In December of 2018. Children's Hospital at Erlanger opened the Kennedy Outpatient Center, a 90,000-square-foot pediatric outpatient facility. The facility houses 40 pediatric medical specialties, including cardiology, gastroenterology, pulmonology, neurology, and orthopedics, serving an estimated 60,000 patients annually with outpatient services.

== About ==

=== Overview ===
Founded in 1929, Children's Hospital at Erlanger serves the medical needs of infants, children, and adolescents in a 31,400 square-mile region of Southeast Tennessee, North Georgia, North Alabama, and Western North Carolina. The State of Tennessee has designates the hospital as a Comprehensive Regional Pediatric Center (CRPC), one of four in the state. CRPC is the highest level of certification for pediatric care in Tennessee, indicating the capability to provide comprehensive, specialized medical and surgical care to acutely ill and injured children in the region.

In addition to providing general pediatric care, Children's Hospital has a board-certified medical staff representing 14 pediatric subspecialties (children's medical specialties). Critical care services for children include a 24/7 pediatric emergency department, a pediatric intensive care unit (PICU), and a Level IV neonatal intensive care unit (NICU) for premature and critically ill infants.

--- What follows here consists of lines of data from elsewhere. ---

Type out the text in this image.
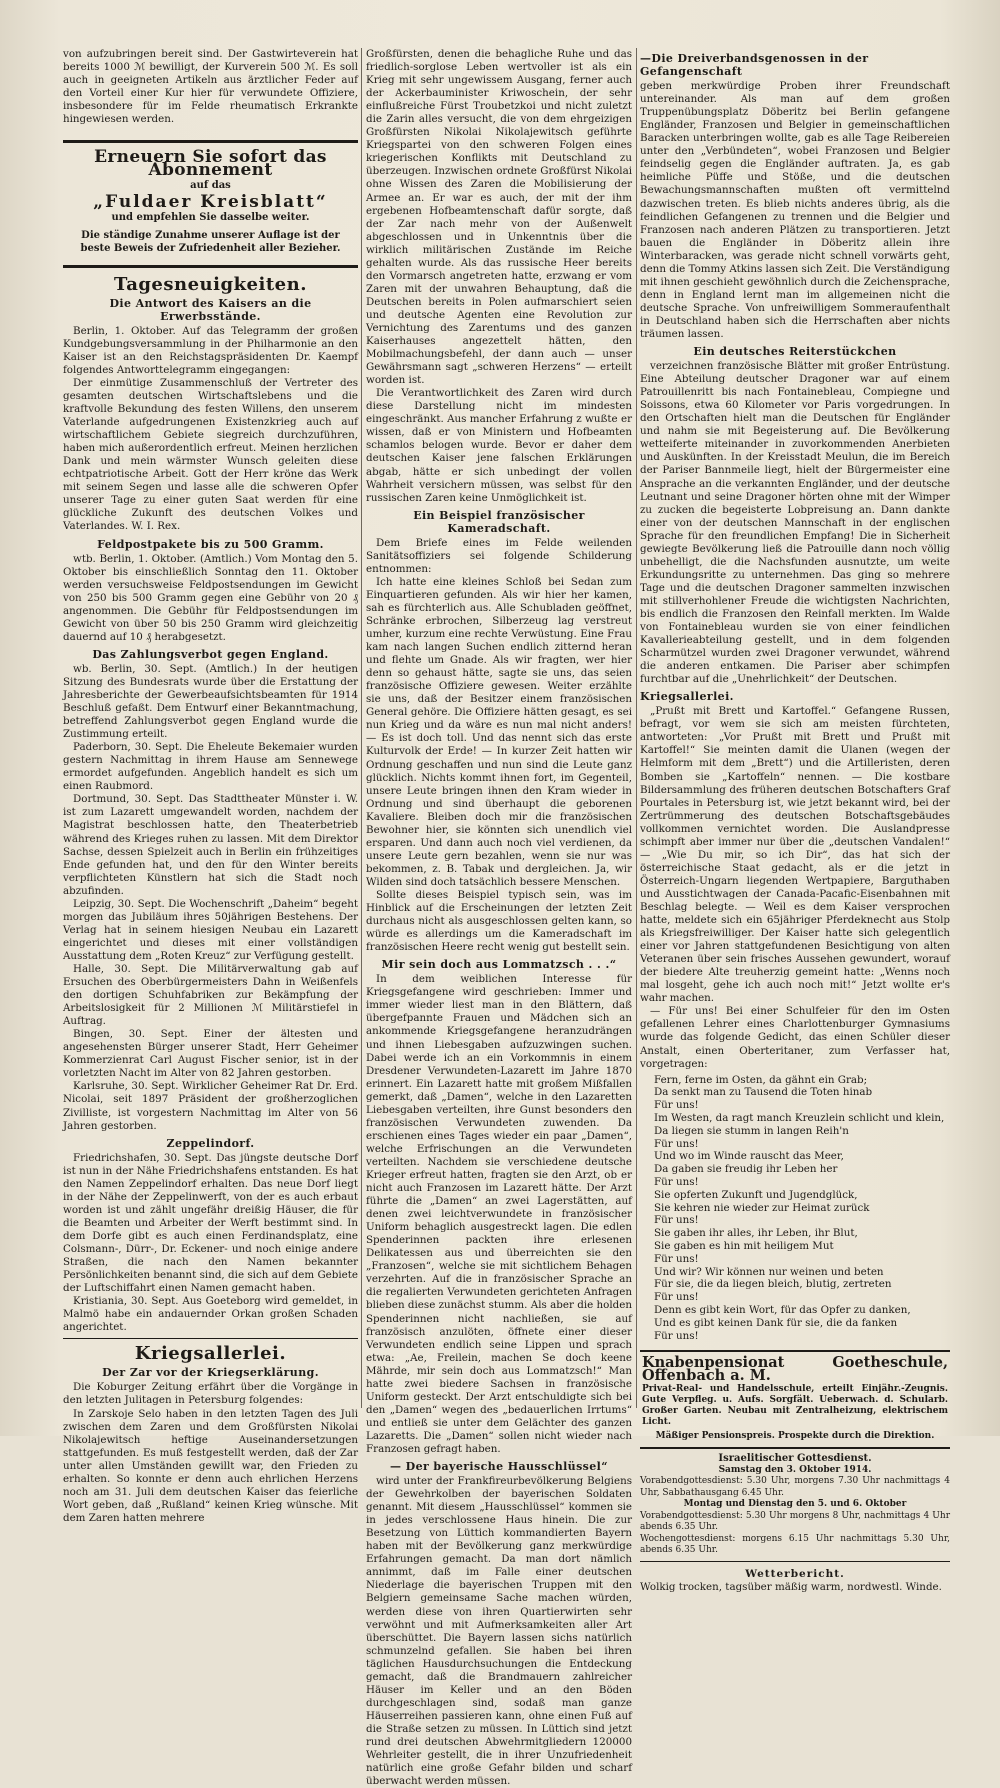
von aufzubringen bereit sind. Der Gastwirteverein hat bereits 1000 ℳ bewilligt, der Kurverein 500 ℳ. Es soll auch in geeigneten Artikeln aus ärztlicher Feder auf den Vorteil einer Kur hier für verwundete Offiziere, insbesondere für im Felde rheumatisch Erkrankte hingewiesen werden.

Erneuern Sie sofort das Abonnement
auf das
„Fuldaer Kreisblatt“
und empfehlen Sie dasselbe weiter.
Die ständige Zunahme unserer Auflage ist der beste Beweis der Zufriedenheit aller Bezieher.
Tagesneuigkeiten.
Die Antwort des Kaisers an die Erwerbsstände.

Berlin, 1. Oktober. Auf das Telegramm der großen Kundgebungsversammlung in der Philharmonie an den Kaiser ist an den Reichstagspräsidenten Dr. Kaempf folgendes Antworttelegramm eingegangen:

Der einmütige Zusammenschluß der Vertreter des gesamten deutschen Wirtschaftslebens und die kraftvolle Bekundung des festen Willens, den unserem Vaterlande aufgedrungenen Existenzkrieg auch auf wirtschaftlichem Gebiete siegreich durchzuführen, haben mich außerordentlich erfreut. Meinen herzlichen Dank und mein wärmster Wunsch geleiten diese echtpatriotische Arbeit. Gott der Herr kröne das Werk mit seinem Segen und lasse alle die schweren Opfer unserer Tage zu einer guten Saat werden für eine glückliche Zukunft des deutschen Volkes und Vaterlandes. W. I. Rex.

Feldpostpakete bis zu 500 Gramm.

wtb. Berlin, 1. Oktober. (Amtlich.) Vom Montag den 5. Oktober bis einschließlich Sonntag den 11. Oktober werden versuchsweise Feldpostsendungen im Gewicht von 250 bis 500 Gramm gegen eine Gebühr von 20 ₰ angenommen. Die Gebühr für Feldpostsendungen im Gewicht von über 50 bis 250 Gramm wird gleichzeitig dauernd auf 10 ₰ herabgesetzt.

Das Zahlungsverbot gegen England.

wb. Berlin, 30. Sept. (Amtlich.) In der heutigen Sitzung des Bundesrats wurde über die Erstattung der Jahresberichte der Gewerbeaufsichtsbeamten für 1914 Beschluß gefaßt. Dem Entwurf einer Bekanntmachung, betreffend Zahlungsverbot gegen England wurde die Zustimmung erteilt.

Paderborn, 30. Sept. Die Eheleute Bekemaier wurden gestern Nachmittag in ihrem Hause am Sennewege ermordet aufgefunden. Angeblich handelt es sich um einen Raubmord.

Dortmund, 30. Sept. Das Stadttheater Münster i. W. ist zum Lazarett umgewandelt worden, nachdem der Magistrat beschlossen hatte, den Theaterbetrieb während des Krieges ruhen zu lassen. Mit dem Direktor Sachse, dessen Spielzeit auch in Berlin ein frühzeitiges Ende gefunden hat, und den für den Winter bereits verpflichteten Künstlern hat sich die Stadt noch abzufinden.

Leipzig, 30. Sept. Die Wochenschrift „Daheim“ begeht morgen das Jubiläum ihres 50jährigen Bestehens. Der Verlag hat in seinem hiesigen Neubau ein Lazarett eingerichtet und dieses mit einer vollständigen Ausstattung dem „Roten Kreuz“ zur Verfügung gestellt.

Halle, 30. Sept. Die Militärverwaltung gab auf Ersuchen des Oberbürgermeisters Dahn in Weißenfels den dortigen Schuhfabriken zur Bekämpfung der Arbeitslosigkeit für 2 Millionen ℳ Militärstiefel in Auftrag.

Bingen, 30. Sept. Einer der ältesten und angesehensten Bürger unserer Stadt, Herr Geheimer Kommerzienrat Carl August Fischer senior, ist in der vorletzten Nacht im Alter von 82 Jahren gestorben.

Karlsruhe, 30. Sept. Wirklicher Geheimer Rat Dr. Erd. Nicolai, seit 1897 Präsident der großherzoglichen Zivilliste, ist vorgestern Nachmittag im Alter von 56 Jahren gestorben.

Zeppelindorf.

Friedrichshafen, 30. Sept. Das jüngste deutsche Dorf ist nun in der Nähe Friedrichshafens entstanden. Es hat den Namen Zeppelindorf erhalten. Das neue Dorf liegt in der Nähe der Zeppelinwerft, von der es auch erbaut worden ist und zählt ungefähr dreißig Häuser, die für die Beamten und Arbeiter der Werft bestimmt sind. In dem Dorfe gibt es auch einen Ferdinandsplatz, eine Colsmann-, Dürr-, Dr. Eckener- und noch einige andere Straßen, die nach den Namen bekannter Persönlichkeiten benannt sind, die sich auf dem Gebiete der Luftschiffahrt einen Namen gemacht haben.

Kristiania, 30. Sept. Aus Goeteborg wird gemeldet, in Malmö habe ein andauernder Orkan großen Schaden angerichtet.

Kriegsallerlei.
Der Zar vor der Kriegserklärung.

Die Koburger Zeitung erfährt über die Vorgänge in den letzten Julitagen in Petersburg folgendes:

In Zarskoje Selo haben in den letzten Tagen des Juli zwischen dem Zaren und dem Großfürsten Nikolai Nikolajewitsch heftige Auseinandersetzungen stattgefunden. Es muß festgestellt werden, daß der Zar unter allen Umständen gewillt war, den Frieden zu erhalten. So konnte er denn auch ehrlichen Herzens noch am 31. Juli dem deutschen Kaiser das feierliche Wort geben, daß „Rußland“ keinen Krieg wünsche. Mit dem Zaren hatten mehrere

Großfürsten, denen die behagliche Ruhe und das friedlich-sorglose Leben wertvoller ist als ein Krieg mit sehr ungewissem Ausgang, ferner auch der Ackerbauminister Kriwoschein, der sehr einflußreiche Fürst Troubetzkoi und nicht zuletzt die Zarin alles versucht, die von dem ehrgeizigen Großfürsten Nikolai Nikolajewitsch geführte Kriegspartei von den schweren Folgen eines kriegerischen Konflikts mit Deutschland zu überzeugen. Inzwischen ordnete Großfürst Nikolai ohne Wissen des Zaren die Mobilisierung der Armee an. Er war es auch, der mit der ihm ergebenen Hofbeamtenschaft dafür sorgte, daß der Zar nach mehr von der Außenwelt abgeschlossen und in Unkenntnis über die wirklich militärischen Zustände im Reiche gehalten wurde. Als das russische Heer bereits den Vormarsch angetreten hatte, erzwang er vom Zaren mit der unwahren Behauptung, daß die Deutschen bereits in Polen aufmarschiert seien und deutsche Agenten eine Revolution zur Vernichtung des Zarentums und des ganzen Kaiserhauses angezettelt hätten, den Mobilmachungsbefehl, der dann auch — unser Gewährsmann sagt „schweren Herzens“ — erteilt worden ist.

Die Verantwortlichkeit des Zaren wird durch diese Darstellung nicht im mindesten eingeschränkt. Aus mancher Erfahrung z wußte er wissen, daß er von Ministern und Hofbeamten schamlos belogen wurde. Bevor er daher dem deutschen Kaiser jene falschen Erklärungen abgab, hätte er sich unbedingt der vollen Wahrheit versichern müssen, was selbst für den russischen Zaren keine Unmöglichkeit ist.

Ein Beispiel französischer Kameradschaft.

Dem Briefe eines im Felde weilenden Sanitätsoffiziers sei folgende Schilderung entnommen:

Ich hatte eine kleines Schloß bei Sedan zum Einquartieren gefunden. Als wir hier her kamen, sah es fürchterlich aus. Alle Schubladen geöffnet, Schränke erbrochen, Silberzeug lag verstreut umher, kurzum eine rechte Verwüstung. Eine Frau kam nach langen Suchen endlich zitternd heran und flehte um Gnade. Als wir fragten, wer hier denn so gehaust hätte, sagte sie uns, das seien französische Offiziere gewesen. Weiter erzählte sie uns, daß der Besitzer einem französischen General gehöre. Die Offiziere hätten gesagt, es sei nun Krieg und da wäre es nun mal nicht anders! — Es ist doch toll. Und das nennt sich das erste Kulturvolk der Erde! — In kurzer Zeit hatten wir Ordnung geschaffen und nun sind die Leute ganz glücklich. Nichts kommt ihnen fort, im Gegenteil, unsere Leute bringen ihnen den Kram wieder in Ordnung und sind überhaupt die geborenen Kavaliere. Bleiben doch mir die französischen Bewohner hier, sie könnten sich unendlich viel ersparen. Und dann auch noch viel verdienen, da unsere Leute gern bezahlen, wenn sie nur was bekommen, z. B. Tabak und dergleichen. Ja, wir Wilden sind doch tatsächlich bessere Menschen.

Sollte dieses Beispiel typisch sein, was im Hinblick auf die Erscheinungen der letzten Zeit durchaus nicht als ausgeschlossen gelten kann, so würde es allerdings um die Kameradschaft im französischen Heere recht wenig gut bestellt sein.

Mir sein doch aus Lommatzsch . . .“

In dem weiblichen Interesse für Kriegsgefangene wird geschrieben: Immer und immer wieder liest man in den Blättern, daß übergefpannte Frauen und Mädchen sich an ankommende Kriegsgefangene heranzudrängen und ihnen Liebesgaben aufzuzwingen suchen. Dabei werde ich an ein Vorkommnis in einem Dresdener Verwundeten-Lazarett im Jahre 1870 erinnert. Ein Lazarett hatte mit großem Mißfallen gemerkt, daß „Damen“, welche in den Lazaretten Liebesgaben verteilten, ihre Gunst besonders den französischen Verwundeten zuwenden. Da erschienen eines Tages wieder ein paar „Damen“, welche Erfrischungen an die Verwundeten verteilten. Nachdem sie verschiedene deutsche Krieger erfreut hatten, fragten sie den Arzt, ob er nicht auch Franzosen im Lazarett hätte. Der Arzt führte die „Damen“ an zwei Lagerstätten, auf denen zwei leichtverwundete in französischer Uniform behaglich ausgestreckt lagen. Die edlen Spenderinnen packten ihre erlesenen Delikatessen aus und überreichten sie den „Franzosen“, welche sie mit sichtlichem Behagen verzehrten. Auf die in französischer Sprache an die regalierten Verwundeten gerichteten Anfragen blieben diese zunächst stumm. Als aber die holden Spenderinnen nicht nachließen, sie auf französisch anzulöten, öffnete einer dieser Verwundeten endlich seine Lippen und sprach etwa: „Ae, Freilein, machen Se doch keene Mährde, mir sein doch aus Lommatzsch!“ Man hatte zwei biedere Sachsen in französische Uniform gesteckt. Der Arzt entschuldigte sich bei den „Damen“ wegen des „bedauerlichen Irrtums“ und entließ sie unter dem Gelächter des ganzen Lazaretts. Die „Damen“ sollen nicht wieder nach Franzosen gefragt haben.

— Der bayerische Hausschlüssel“

wird unter der Frankfireurbevölkerung Belgiens der Gewehrkolben der bayerischen Soldaten genannt. Mit diesem „Hausschlüssel“ kommen sie in jedes verschlossene Haus hinein. Die zur Besetzung von Lüttich kommandierten Bayern haben mit der Bevölkerung ganz merkwürdige Erfahrungen gemacht. Da man dort nämlich annimmt, daß im Falle einer deutschen Niederlage die bayerischen Truppen mit den Belgiern gemeinsame Sache machen würden, werden diese von ihren Quartierwirten sehr verwöhnt und mit Aufmerksamkeiten aller Art überschüttet. Die Bayern lassen sichs natürlich schmunzelnd gefallen. Sie haben bei ihren täglichen Hausdurchsuchungen die Entdeckung gemacht, daß die Brandmauern zahlreicher Häuser im Keller und an den Böden durchgeschlagen sind, sodaß man ganze Häuserreihen passieren kann, ohne einen Fuß auf die Straße setzen zu müssen. In Lüttich sind jetzt rund drei deutschen Abwehrmitgliedern 120000 Wehrleiter gestellt, die in ihrer Unzufriedenheit natürlich eine große Gefahr bilden und scharf überwacht werden müssen.

—Die Dreiverbandsgenossen in der Gefangenschaft

geben merkwürdige Proben ihrer Freundschaft untereinander. Als man auf dem großen Truppenübungsplatz Döberitz bei Berlin gefangene Engländer, Franzosen und Belgier in gemeinschaftlichen Baracken unterbringen wollte, gab es alle Tage Reibereien unter den „Verbündeten“, wobei Franzosen und Belgier feindselig gegen die Engländer auftraten. Ja, es gab heimliche Püffe und Stöße, und die deutschen Bewachungsmannschaften mußten oft vermittelnd dazwischen treten. Es blieb nichts anderes übrig, als die feindlichen Gefangenen zu trennen und die Belgier und Franzosen nach anderen Plätzen zu transportieren. Jetzt bauen die Engländer in Döberitz allein ihre Winterbaracken, was gerade nicht schnell vorwärts geht, denn die Tommy Atkins lassen sich Zeit. Die Verständigung mit ihnen geschieht gewöhnlich durch die Zeichensprache, denn in England lernt man im allgemeinen nicht die deutsche Sprache. Von unfreiwilligem Sommeraufenthalt in Deutschland haben sich die Herrschaften aber nichts träumen lassen.

Ein deutsches Reiterstückchen

verzeichnen französische Blätter mit großer Entrüstung. Eine Abteilung deutscher Dragoner war auf einem Patrouillenritt bis nach Fontainebleau, Compiegne und Soissons, etwa 60 Kilometer vor Paris vorgedrungen. In den Ortschaften hielt man die Deutschen für Engländer und nahm sie mit Begeisterung auf. Die Bevölkerung wetteiferte miteinander in zuvorkommenden Anerbieten und Auskünften. In der Kreisstadt Meulun, die im Bereich der Pariser Bannmeile liegt, hielt der Bürgermeister eine Ansprache an die verkannten Engländer, und der deutsche Leutnant und seine Dragoner hörten ohne mit der Wimper zu zucken die begeisterte Lobpreisung an. Dann dankte einer von der deutschen Mannschaft in der englischen Sprache für den freundlichen Empfang! Die in Sicherheit gewiegte Bevölkerung ließ die Patrouille dann noch völlig unbehelligt, die die Nachsfunden ausnutzte, um weite Erkundungsritte zu unternehmen. Das ging so mehrere Tage und die deutschen Dragoner sammelten inzwischen mit stillverhohlener Freude die wichtigsten Nachrichten, bis endlich die Franzosen den Reinfall merkten. Im Walde von Fontainebleau wurden sie von einer feindlichen Kavallerieabteilung gestellt, und in dem folgenden Scharmützel wurden zwei Dragoner verwundet, während die anderen entkamen. Die Pariser aber schimpfen furchtbar auf die „Unehrlichkeit“ der Deutschen.

Kriegsallerlei.

„Prußt mit Brett und Kartoffel.“ Gefangene Russen, befragt, vor wem sie sich am meisten fürchteten, antworteten: „Vor Prußt mit Brett und Prußt mit Kartoffel!“ Sie meinten damit die Ulanen (wegen der Helmform mit dem „Brett“) und die Artilleristen, deren Bomben sie „Kartoffeln“ nennen. — Die kostbare Bildersammlung des früheren deutschen Botschafters Graf Pourtales in Petersburg ist, wie jetzt bekannt wird, bei der Zertrümmerung des deutschen Botschaftsgebäudes vollkommen vernichtet worden. Die Auslandpresse schimpft aber immer nur über die „deutschen Vandalen!“ — „Wie Du mir, so ich Dir“, das hat sich der österreichische Staat gedacht, als er die jetzt in Österreich-Ungarn liegenden Wertpapiere, Barguthaben und Ausstichtwagen der Canada-Pacafic-Eisenbahnen mit Beschlag belegte. — Weil es dem Kaiser versprochen hatte, meldete sich ein 65jähriger Pferdeknecht aus Stolp als Kriegsfreiwilliger. Der Kaiser hatte sich gelegentlich einer vor Jahren stattgefundenen Besichtigung von alten Veteranen über sein frisches Aussehen gewundert, worauf der biedere Alte treuherzig gemeint hatte: „Wenns noch mal losgeht, gehe ich auch noch mit!“ Jetzt wollte er's wahr machen.

— Für uns! Bei einer Schulfeier für den im Osten gefallenen Lehrer eines Charlottenburger Gymnasiums wurde das folgende Gedicht, das einen Schüler dieser Anstalt, einen Oberteritaner, zum Verfasser hat, vorgetragen:

Fern, ferne im Osten, da gähnt ein Grab;
Da senkt man zu Tausend die Toten hinab
Für uns!
Im Westen, da ragt manch Kreuzlein schlicht und klein,
Da liegen sie stumm in langen Reih'n
Für uns!
Und wo im Winde rauscht das Meer,
Da gaben sie freudig ihr Leben her
Für uns!
Sie opferten Zukunft und Jugendglück,
Sie kehren nie wieder zur Heimat zurück
Für uns!
Sie gaben ihr alles, ihr Leben, ihr Blut,
Sie gaben es hin mit heiligem Mut
Für uns!
Und wir? Wir können nur weinen und beten
Für sie, die da liegen bleich, blutig, zertreten
Für uns!
Denn es gibt kein Wort, für das Opfer zu danken,
Und es gibt keinen Dank für sie, die da fanken
Für uns!
Knabenpensionat Goetheschule, Offenbach a. M.
Privat-Real- und Handelsschule, erteilt Einjähr.-Zeugnis. Gute Verpfleg. u. Aufs. Sorgfält. Ueberwach. d. Schularb. Großer Garten. Neubau mit Zentralheizung, elektrischem Licht.
Mäßiger Pensionspreis. Prospekte durch die Direktion.
Israelitischer Gottesdienst.
Samstag den 3. Oktober 1914.
Vorabendgottesdienst: 5.30 Uhr, morgens 7.30 Uhr nachmittags 4 Uhr, Sabbathausgang 6.45 Uhr.
Montag und Dienstag den 5. und 6. Oktober
Vorabendgottesdienst: 5.30 Uhr morgens 8 Uhr, nachmittags 4 Uhr abends 6.35 Uhr.
Wochengottesdienst: morgens 6.15 Uhr nachmittags 5.30 Uhr, abends 6.35 Uhr.
Wetterbericht.

Wolkig trocken, tagsüber mäßig warm, nordwestl. Winde.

=== Academic affiliation ===
Children's Hospital at Erlanger is a pediatric teaching hospital through Erlanger's affiliation with the University of Tennessee Health Science Center. Children's Hospital at Erlanger physicians serve as the pediatrics department for the medical school, providing both specialty and subspecialty training.

=== Pediatric specialties ===

- General Pediatrics
- Adolescent Medicine
- Anesthesia
- Behavioral Health
- Cardiology
- Critical Care
- Dermatology
- Developmental Behavioral Pediatrics
- Endocrinology
- Gastroenterology
- Genetics
- Hematology/Oncology
- Infectious Disease
- Neonatology
- Nephrology & Hypertension
- Neurology
- Neurosurgery
- Orthopaedics
- Pulmonology
- Radiology
- Surgery
- Urology

==== Ancillary services ====

- Child Life Program
- Childhood Healthy Eating and Active Living Center
- Cystic Fibrosis Center
- Social Services

=== Children’s Miracle Network ===
Children's Hospital at Erlanger is a member of the Children's Miracle Network Hospitals, an alliance of 170 children's hospitals across North America. The network's mission is to raise funds and awareness for local children's hospitals.

=== Admissions ===
In fiscal year 2023, Children's Hospital at Erlanger admitted 4,102 pediatric patients, performed 8,063 surgeries, and had 41,211 emergency room visits.